After reading this list of charges against Brian McLaughlin, a Queens assemblyman and president of the New York City Central Labor Council, I'm sure many people will be calling for his head (myself included). McLaughlin is accused of:
- stealing $95,000 from Little League baseball teams to pay his rent.
- creating two no-show jobs on his legislative payroll and keeping part of one salary.
- using his subordinates as “personal servants,” to take his dog to the veterinarian, hang Christmas lights, trap rodents in his basement and clean out his barn.
- making an aide use his E-ZPass at tollbooths to make it appear that he had returned home from Albany later than he really had, allowing him to bill for daily allowances given to legislators.

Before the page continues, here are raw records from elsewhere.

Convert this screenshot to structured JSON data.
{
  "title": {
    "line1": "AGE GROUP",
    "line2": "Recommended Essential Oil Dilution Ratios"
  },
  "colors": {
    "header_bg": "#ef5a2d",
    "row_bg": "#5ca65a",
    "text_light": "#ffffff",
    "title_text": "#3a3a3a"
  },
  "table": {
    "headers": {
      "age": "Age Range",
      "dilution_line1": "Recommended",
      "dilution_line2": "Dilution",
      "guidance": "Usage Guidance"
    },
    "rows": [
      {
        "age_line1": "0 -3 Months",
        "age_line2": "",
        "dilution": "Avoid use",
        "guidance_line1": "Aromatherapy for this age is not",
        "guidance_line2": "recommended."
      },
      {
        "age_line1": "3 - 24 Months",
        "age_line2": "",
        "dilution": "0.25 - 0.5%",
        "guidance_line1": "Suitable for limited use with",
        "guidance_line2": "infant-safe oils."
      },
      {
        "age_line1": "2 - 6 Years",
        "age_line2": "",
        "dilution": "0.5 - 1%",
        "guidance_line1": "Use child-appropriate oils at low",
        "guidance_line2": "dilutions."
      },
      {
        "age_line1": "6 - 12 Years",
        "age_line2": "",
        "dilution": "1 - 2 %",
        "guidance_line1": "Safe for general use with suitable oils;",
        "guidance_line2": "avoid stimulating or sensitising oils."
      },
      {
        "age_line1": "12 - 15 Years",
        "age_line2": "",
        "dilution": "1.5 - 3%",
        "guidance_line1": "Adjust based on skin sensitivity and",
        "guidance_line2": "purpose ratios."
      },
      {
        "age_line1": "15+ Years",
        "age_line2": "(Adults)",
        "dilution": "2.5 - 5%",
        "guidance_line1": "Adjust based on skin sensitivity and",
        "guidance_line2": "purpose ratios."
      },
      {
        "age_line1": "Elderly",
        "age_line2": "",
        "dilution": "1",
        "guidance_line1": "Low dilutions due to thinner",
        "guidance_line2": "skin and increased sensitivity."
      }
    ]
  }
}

- using more than $330,000 from his re-election campaign funds to pay for personal expenses like a rehearsal dinner for his son’s wedding, renovation of his $760,000 house in Suffolk County near Long Island Sound, payment of his country club membership fees and the purchase and installation of a plasma television for a female friend.
- using stolen money for an $80,000 Mercedes-Benz for his wife, marina fees, school tuition for one of his children, rent payments on his Albany residence and rent payments on his Queens residence.
If true, the only mysteries are how human DNA can be so configured to permit this stupidity and why it took so long to indict him.
Doing the math, the article reports that the total theft is $2.2 million over ten years in a union comprised of a million members. So that works out to 22 cents per member per year. Checking my own response to this, I got way more angry over it than I typically do to other economic crimes, like reports of CEO malfeasance, which often have much bigger financial impacts. So why am I so angry?
The union movement is predicated on protecting the rights of the downtrodden working class. It lobbies for special concessions from the rest of society--that we confer and protect the union's monopoly rents--on behalf a select group of people. And reports of corruption like this undermine that case, as McLaughlin would tell us that they are poor enough to need special protections from the rest of us but act in such a way that he believes they are not so poor that he cannot rip them off for his own financial gain.
The combination of state-sanctioned monopoly and hypocrisy is what set me off, well beyond the size of the actual crime.